Demikian secuplik lirik lagu karya band Marjinal berjudul Hukum Rimba. Lirik lagu itu relevan jika melihat situasi keadilan sosial akhir-akhir ini. Perilaku korup dan menyimpang semakin masif dan sering kali para aktornya dalah pejabat tinggi negara. Mereka elite-elite politik yang tidak punya urat malu, tampil percaya diri di depan kamera televisi dan senang tebar senyum di ruang pengadilan.
Para koruptor tetap bisa tersenyum lebar karena mayoritas hukuman yang mereka terima di bawah ancaman hukuman maksimal. Bahkan, perlakuan istimewa layaknya golongan elite yang bebas masih bisa mereka terima di dalam penjara berbekal modal besar yang mereka miliki.
Sedangkan maling-maling kecil, sebagian besar dari mereka kita temukan mati di jalan dihakimi massa karena pencopetan, pencurian ternak atau pencurian bahan kebutuhan pokok karena tidak punya uang yang cukup untuk mengisi perutnya yang kosong. Tak jarang hukuman pengadilan untuk para maling kecil lebih berat dari mereka yang mencuri uang rakyat miliaran.
Kondisi ini menyinggung nurani seorang warga , Abdul Muis Syam. Ia mengungkapkan kesedihannya atas kondisi sosial yang timpang itu lewat tulisan. Abdul berkaca pada kasus Ngadimun (45), warga Dusun Kadisono, Desa Guwosari, Kecamatan Pajangan, Bantul, yang mati dipukuli massa hanya karena mencuri ayam.
Curahan hatinya sudah terbit di blog Media Warga, Kompasiana, kemarin, bertepatan dengan hari anti korupsi (9 Desember), berjudul "Tuan Presiden, Saya Menangis Menulis Artikel Ini".
WAHAI Tuan Presiden, dan para pejabat negara beserta para elit parpol yang saat ini disorot terindikasi sebagai “perampok†uang rakyat.

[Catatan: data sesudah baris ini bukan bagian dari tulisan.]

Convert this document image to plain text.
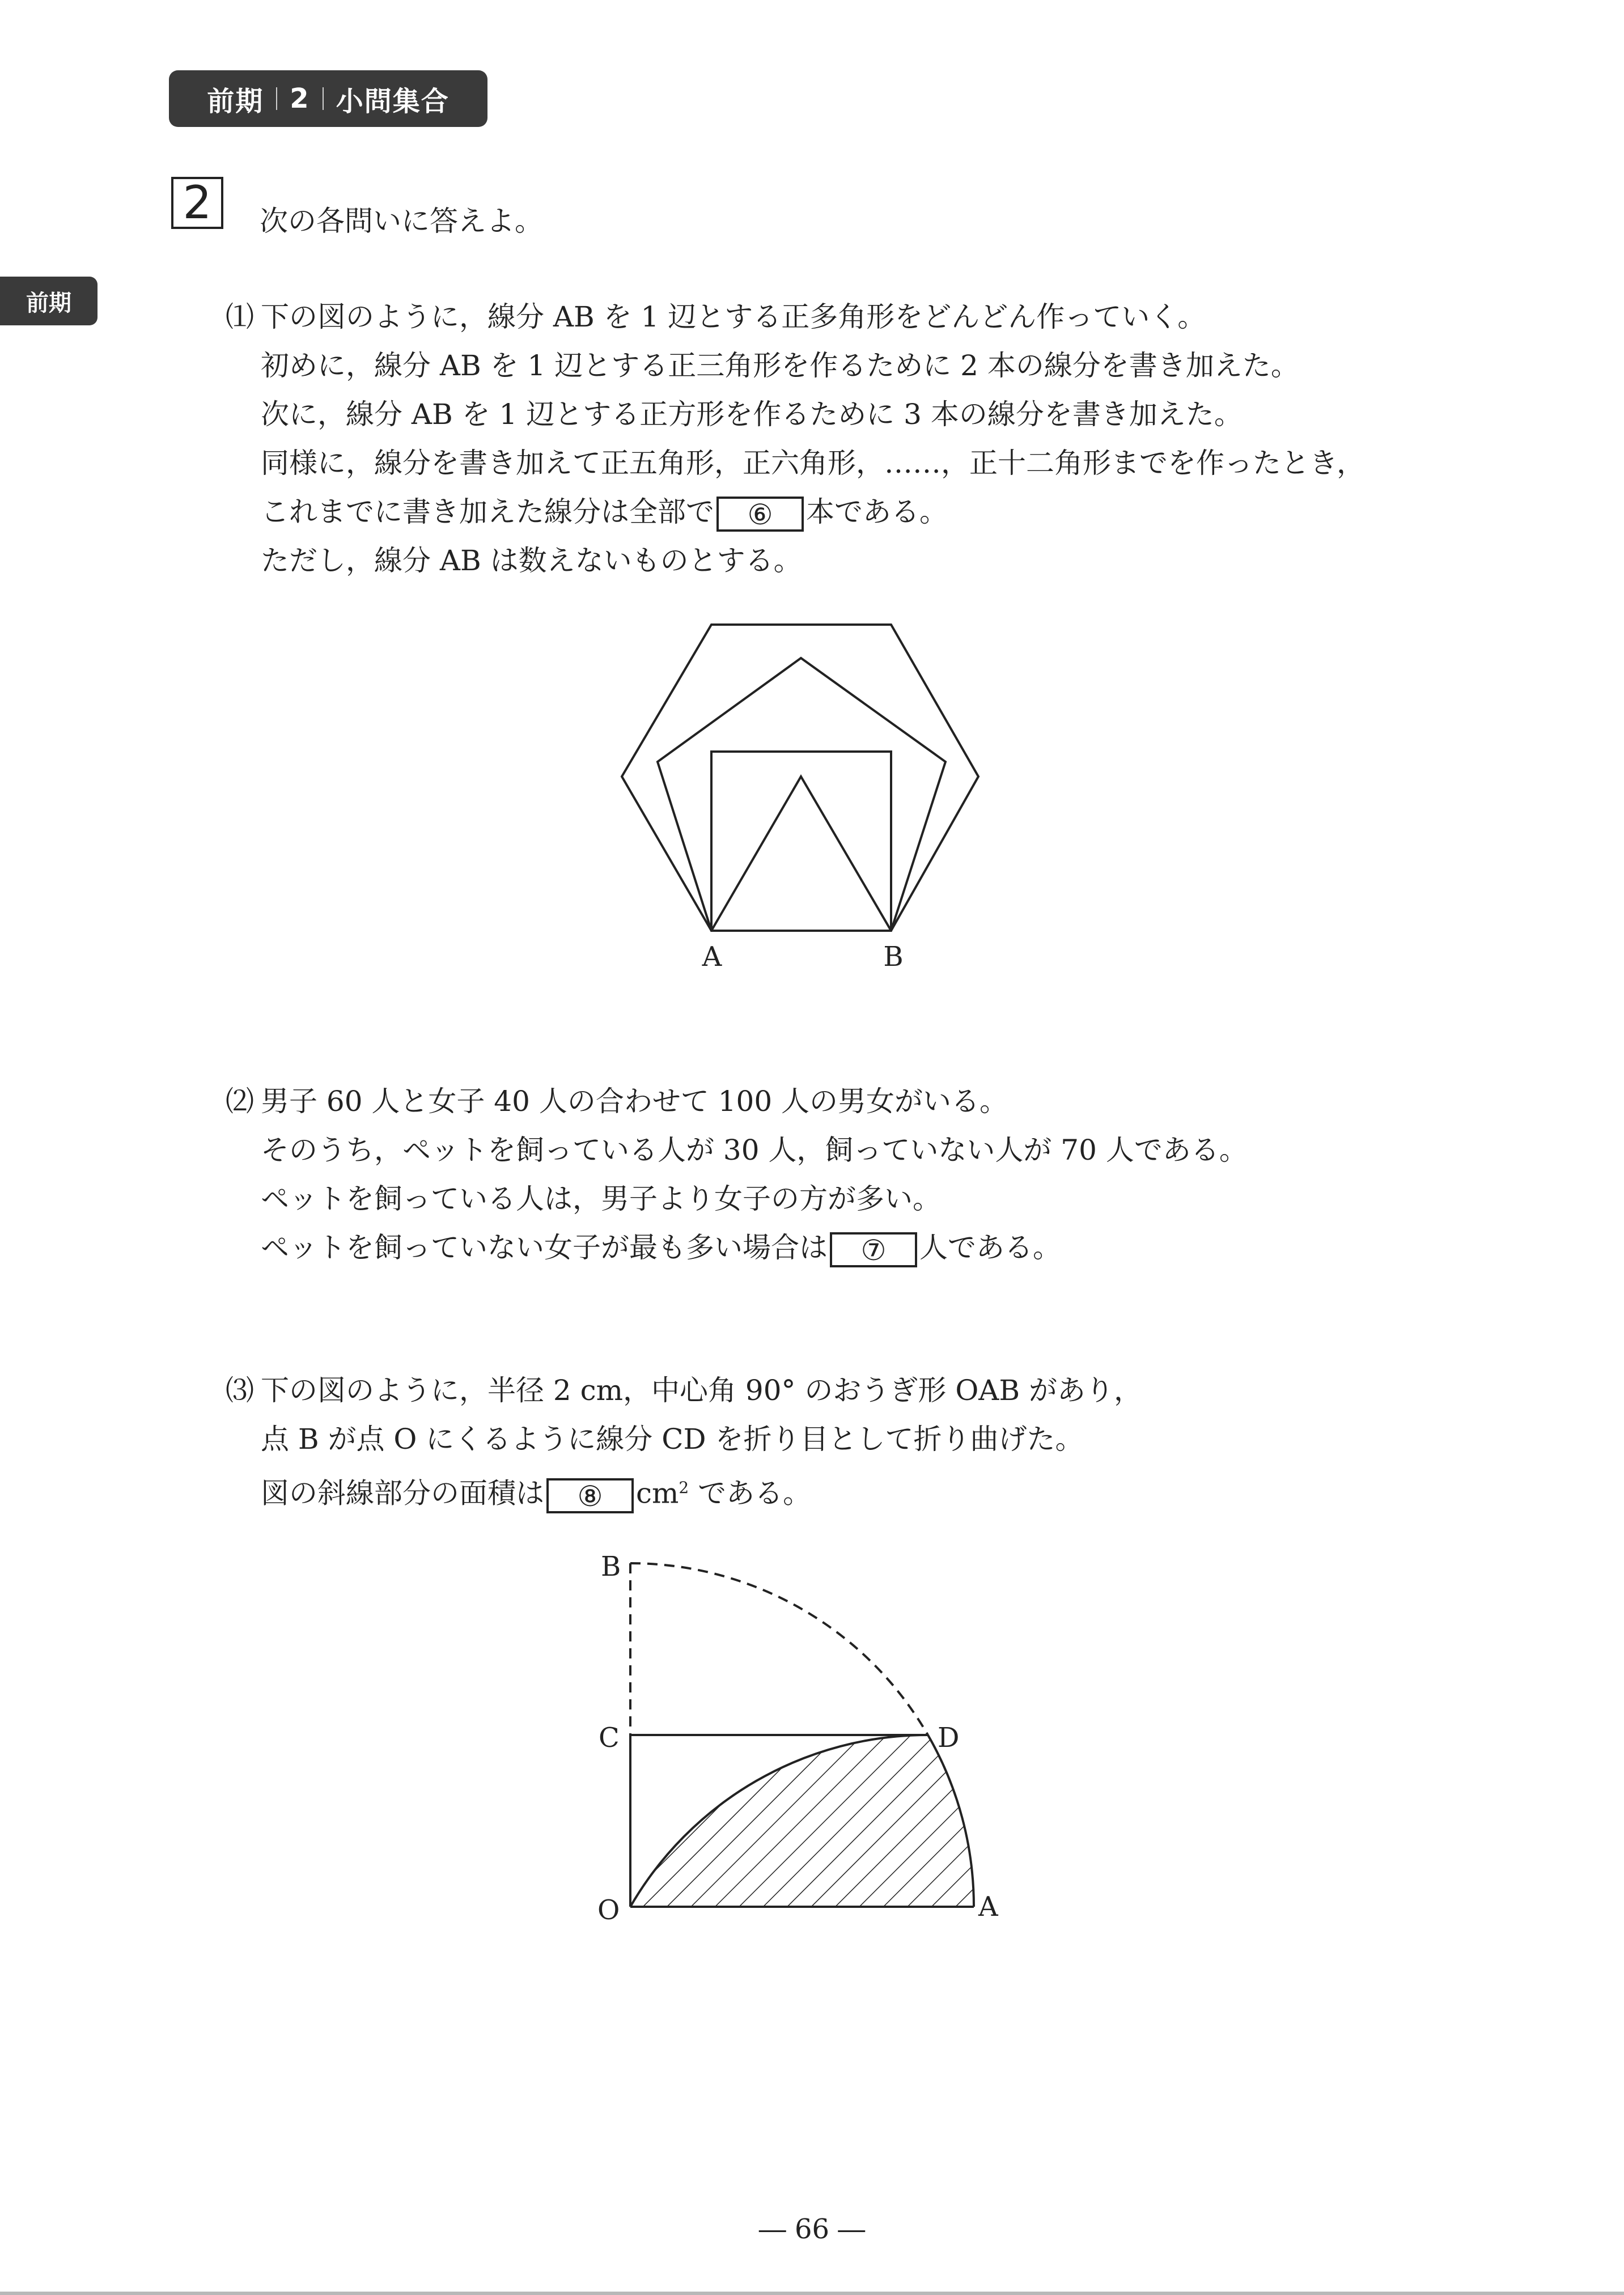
前期 2 小問集合
前期
2	次の各問いに答えよ。
⑴ 下の図のように，線分 AB を 1 辺とする正多角形をどんどん作っていく。
初めに，線分 AB を 1 辺とする正三角形を作るために 2 本の線分を書き加えた。
次に，線分 AB を 1 辺とする正方形を作るために 3 本の線分を書き加えた。
同様に，線分を書き加えて正五角形，正六角形，……，正十二角形までを作ったとき，
これまでに書き加えた線分は全部で ⑥ 本である。
ただし，線分 AB は数えないものとする。
A	B
⑵ 男子 60 人と女子 40 人の合わせて 100 人の男女がいる。
そのうち，ペットを飼っている人が 30 人，飼っていない人が 70 人である。
ペットを飼っている人は，男子より女子の方が多い。
ペットを飼っていない女子が最も多い場合は ⑦ 人である。
⑶ 下の図のように，半径 2 cm，中心角 90° のおうぎ形 OAB があり，
点 B が点 O にくるように線分 CD を折り目として折り曲げた。
図の斜線部分の面積は ⑧ $cm^2$ である。
B
C	D
O	A
― 66 ―
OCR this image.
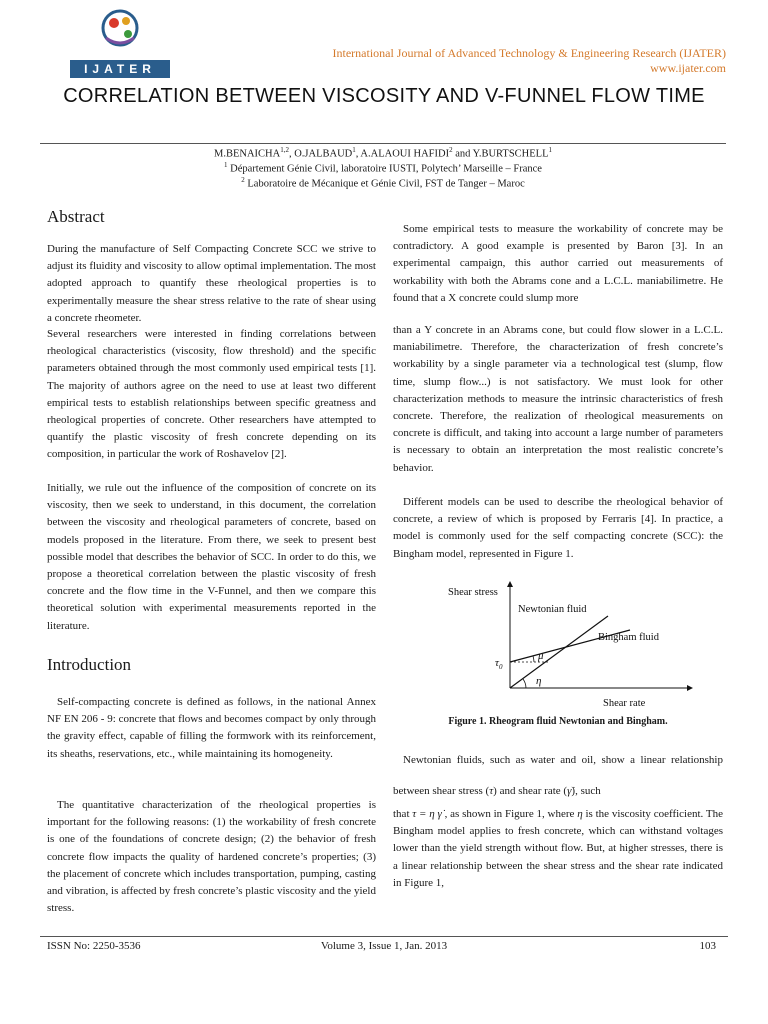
IJATER
International Journal of Advanced Technology & Engineering Research (IJATER)
www.ijater.com
CORRELATION BETWEEN VISCOSITY AND V-FUNNEL FLOW TIME
M.BENAICHA$^{1,2}$, O.JALBAUD$^1$, A.ALAOUI HAFIDI$^2$ and Y.BURTSCHELL$^1$
$^1$ Département Génie Civil, laboratoire IUSTI, Polytech’ Marseille – France
$^2$ Laboratoire de Mécanique et Génie Civil, FST de Tanger – Maroc
Abstract

During the manufacture of Self Compacting Concrete SCC we strive to adjust its fluidity and viscosity to allow optimal implementation. The most adopted approach to quantify these rheological properties is to experimentally measure the shear stress relative to the rate of shear using a concrete rheometer.

Several researchers were interested in finding correlations between rheological characteristics (viscosity, flow threshold) and the specific parameters obtained through the most commonly used empirical tests [1]. The majority of authors agree on the need to use at least two different empirical tests to establish relationships between specific greatness and rheological properties of concrete. Other researchers have attempted to quantify the plastic viscosity of fresh concrete depending on its composition, in particular the work of Roshavelov [2].

Initially, we rule out the influence of the composition of concrete on its viscosity, then we seek to understand, in this document, the correlation between the viscosity and rheological parameters of concrete, based on models proposed in the literature. From there, we seek to present best possible model that describes the behavior of SCC. In order to do this, we propose a theoretical correlation between the plastic viscosity of fresh concrete and the flow time in the V-Funnel, and then we compare this theoretical solution with experimental measurements reported in the literature.

Introduction

Self-compacting concrete is defined as follows, in the national Annex NF EN 206 - 9: concrete that flows and becomes compact by only through the gravity effect, capable of filling the formwork with its reinforcement, its sheaths, reservations, etc., while maintaining its homogeneity.

The quantitative characterization of the rheological properties is important for the following reasons: (1) the workability of fresh concrete is one of the foundations of concrete design; (2) the behavior of fresh concrete flow impacts the quality of hardened concrete’s properties; (3) the placement of concrete which includes transportation, pumping, casting and vibration, is affected by fresh concrete’s plastic viscosity and the yield stress.

Some empirical tests to measure the workability of concrete may be contradictory. A good example is presented by Baron [3]. In an experimental campaign, this author carried out measurements of workability with both the Abrams cone and a L.C.L. maniabilimetre. He found that a X concrete could slump more

than a Y concrete in an Abrams cone, but could flow slower in a L.C.L. maniabilimetre. Therefore, the characterization of fresh concrete’s workability by a single parameter via a technological test (slump, flow time, slump flow...) is not satisfactory. We must look for other characterization methods to measure the intrinsic characteristics of fresh concrete. Therefore, the realization of rheological measurements on concrete is difficult, and taking into account a large number of parameters is necessary to obtain an interpretation the most realistic concrete’s behavior.

Different models can be used to describe the rheological behavior of concrete, a review of which is proposed by Ferraris [4]. In practice, a model is commonly used for the self compacting concrete (SCC): the Bingham model, represented in Figure 1.

Shear stress
Shear rate
Newtonian fluid
Bingham fluid
μ
η
$\tau_0$
Figure 1. Rheogram fluid Newtonian and Bingham.

Newtonian fluids, such as water and oil, show a linear relationship between shear stress (τ) and shear rate (γ̇), such

that τ = η γ̇ , as shown in Figure 1, where η is the viscosity coefficient. The Bingham model applies to fresh concrete, which can withstand voltages lower than the yield strength without flow. But, at higher stresses, there is a linear relationship between the shear stress and the shear rate indicated in Figure 1,

ISSN No: 2250-3536	Volume 3, Issue 1, Jan. 2013	103
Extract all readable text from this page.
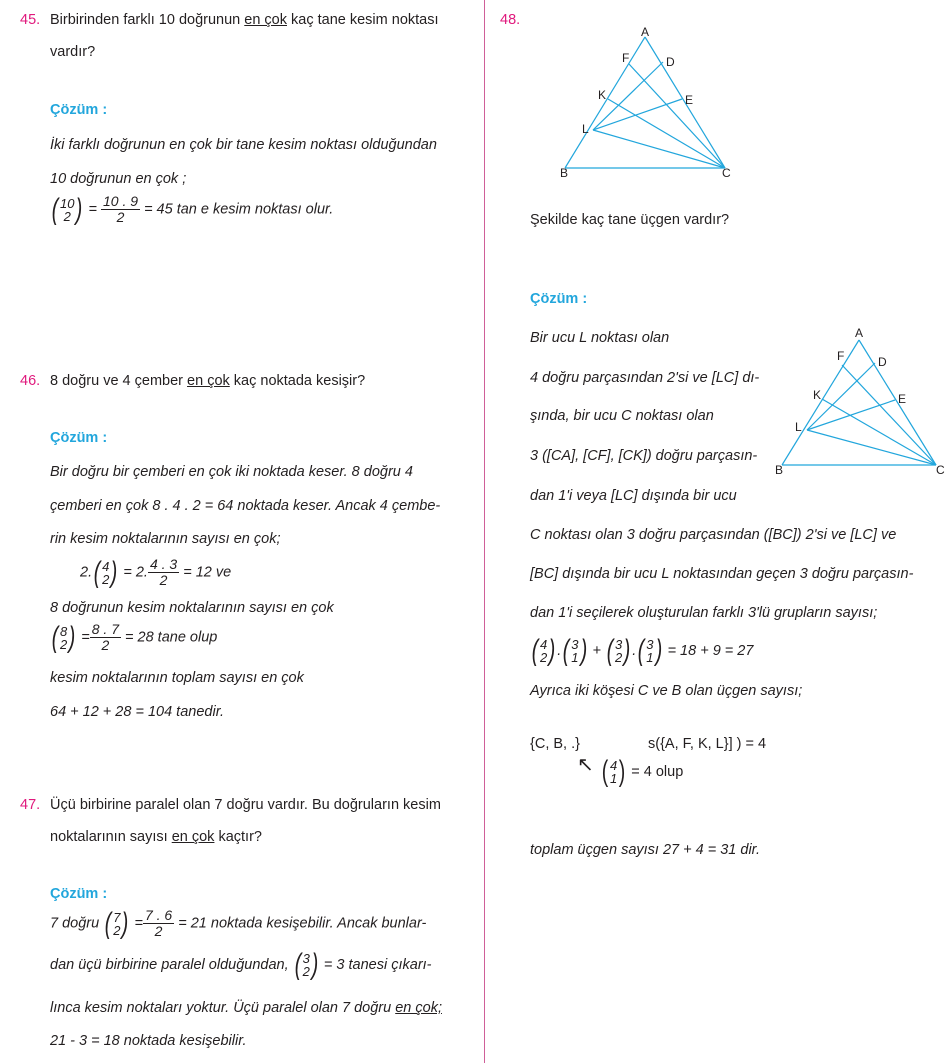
45. Birbirinden farklı 10 doğrunun en çok kaç tane kesim noktası
vardır?
Çözüm :
İki farklı doğrunun en çok bir tane kesim noktası olduğundan
10 doğrunun en çok ;
( 10
2 ) = $\frac{10 . 9}{2} = 45$ tan e kesim noktası olur.
46. 8 doğru ve 4 çember en çok kaç noktada kesişir?
Çözüm :
Bir doğru bir çemberi en çok iki noktada keser. 8 doğru 4
çemberi en çok 8 . 4 . 2 = 64 noktada keser. Ancak 4 çembe-
rin kesim noktalarının sayısı en çok;
2.( 4
2 ) = 2. $\frac{4 . 3}{2} = 12$ ve
8 doğrunun kesim noktalarının sayısı en çok
( 8
2 ) = $\frac{8 . 7}{2} = 28$ tane olup
kesim noktalarının toplam sayısı en çok
64 + 12 + 28 = 104 tanedir.
47. Üçü birbirine paralel olan 7 doğru vardır. Bu doğruların kesim
noktalarının sayısı en çok kaçtır?
Çözüm :
7 doğru ( 7
2 ) = $\frac{7 . 6}{2} = 21$ noktada kesişebilir. Ancak bunlar-
dan üçü birbirine paralel olduğundan, ( 3
2 ) = 3 tanesi çıkarı-
lınca kesim noktaları yoktur. Üçü paralel olan 7 doğru en çok;
21 - 3 = 18 noktada kesişebilir.
48.
A
F	D
K	E
L
B	C
Şekilde kaç tane üçgen vardır?
Çözüm :
Bir ucu L noktası olan
4 doğru parçasından 2'si ve [LC] dı-
şında, bir ucu C noktası olan
3 ([CA], [CF], [CK]) doğru parçasın-
dan 1'i veya [LC] dışında bir ucu
A
F	D
K	E
L
B	C
C noktası olan 3 doğru parçasından ([BC]) 2'si ve [LC] ve
[BC] dışında bir ucu L noktasından geçen 3 doğru parçasın-
dan 1'i seçilerek oluşturulan farklı 3'lü grupların sayısı;
( 4
2 ) .( 3
1 ) + ( 3
2 ) .( 3
1 ) = 18 + 9 = 27
Ayrıca iki köşesi C ve B olan üçgen sayısı;
{C, B, .}	s({A, F, K, L}] ) = 4
↖ ( 4
1 ) = 4 olup
toplam üçgen sayısı 27 + 4 = 31 dir.
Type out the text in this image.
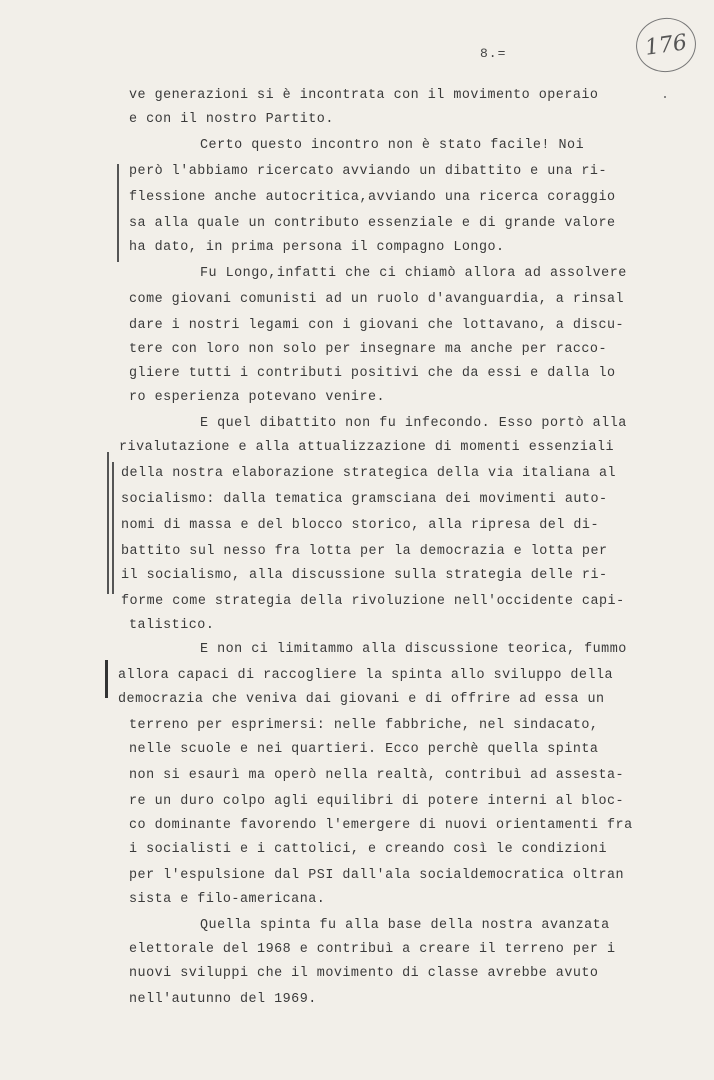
8.=	176
ve generazioni si è incontrata con il movimento operaio
e con il nostro Partito.
Certo questo incontro non è stato facile! Noi
però l'abbiamo ricercato avviando un dibattito e una ri-
flessione anche autocritica,avviando una ricerca coraggio
sa alla quale un contributo essenziale e di grande valore
ha dato, in prima persona il compagno Longo.
Fu Longo,infatti che ci chiamò allora ad assolvere
come giovani comunisti ad un ruolo d'avanguardia, a rinsal
dare i nostri legami con i giovani che lottavano, a discu-
tere con loro non solo per insegnare ma anche per racco-
gliere tutti i contributi positivi che da essi e dalla lo
ro esperienza potevano venire.
E quel dibattito non fu infecondo. Esso portò alla
rivalutazione e alla attualizzazione di momenti essenziali
della nostra elaborazione strategica della via italiana al
socialismo: dalla tematica gramsciana dei movimenti auto-
nomi di massa e del blocco storico, alla ripresa del di-
battito sul nesso fra lotta per la democrazia e lotta per
il socialismo, alla discussione sulla strategia delle ri-
forme come strategia della rivoluzione nell'occidente capi-
talistico.
E non ci limitammo alla discussione teorica, fummo
allora capaci di raccogliere la spinta allo sviluppo della
democrazia che veniva dai giovani e di offrire ad essa un
terreno per esprimersi: nelle fabbriche, nel sindacato,
nelle scuole e nei quartieri. Ecco perchè quella spinta
non si esaurì ma operò nella realtà, contribuì ad assesta-
re un duro colpo agli equilibri di potere interni al bloc-
co dominante favorendo l'emergere di nuovi orientamenti fra
i socialisti e i cattolici, e creando così le condizioni
per l'espulsione dal PSI dall'ala socialdemocratica oltran
sista e filo-americana.
Quella spinta fu alla base della nostra avanzata
elettorale del 1968 e contribuì a creare il terreno per i
nuovi sviluppi che il movimento di classe avrebbe avuto
nell'autunno del 1969.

Tahukah kalian, bahwa rakyatmu kini sedang kelaparan, haus, karena terhimpit ekonomi mereka pun tak mampu lagi berpikir jernih, hingga banyak yang terpaksa mencuri demi mempertahankan hidup?
Akibat dari kelaparan dan kehausan, mereka menjadi bodoh dan sulit menahan diri. Lalu mereka pun saling memangsa dan membunuh satu sama lain.
Saya sangat sedih mengetahui peristiwa yang menimpa Ngadimun (45), warga Dusun Kadisono, Desa Guwosari, Kecamatan Pajangan, Bantul. Gara-gara ayam, nyawanya melayang,
Dia dikeroyok warga hingga babak belur setelah ketahuan mencuri ayam di Pedukuhan III Gelaran, Desa Bugel, Kecamatan Panjatan, Jumat (6/12/2013) dinihari.
Meski Ngadimun berusaha kabur dan bersembunyi di areal persawahan, namun warga tetap mengepungnya di persawahan, hingga Ngadimun akhirnya keluar dari persembunyiannya dan angkat tangan lalu menyerahkan diri.
Namun sungguh biadab, warga itu lebih menghargai nyawa ayam daripada nyawa seorang manusia. Ngadimun yang sudah menyerah langsung dikeroyok babak belur oleh warga dengan cara main hakim sendiri hingga nafas Ngadimun pun terputus seketika, terkapar bagai seekor tikus di sawah. Memilukan..!!!
Wahai Tuan Presiden, dan para pejabat negara beserta para elit parpol, saya menangis menulis artikel ini. Sebab ini adalah bukti, bahwa rakyat yang telah bersembunyi DALAM GELAP karena mencuri ayam masih dapat tertangkap, lalu mati dibunuh. Tetapi koruptor yang bersembunyi DALAM TERANG-BENDERANG, di atas meja pula, hingga kini masih juga belum tertangkap. Bahkan masih bebas menikmati hasil jerih payahnya sebagai koruptor perampas hak-hak rakyat.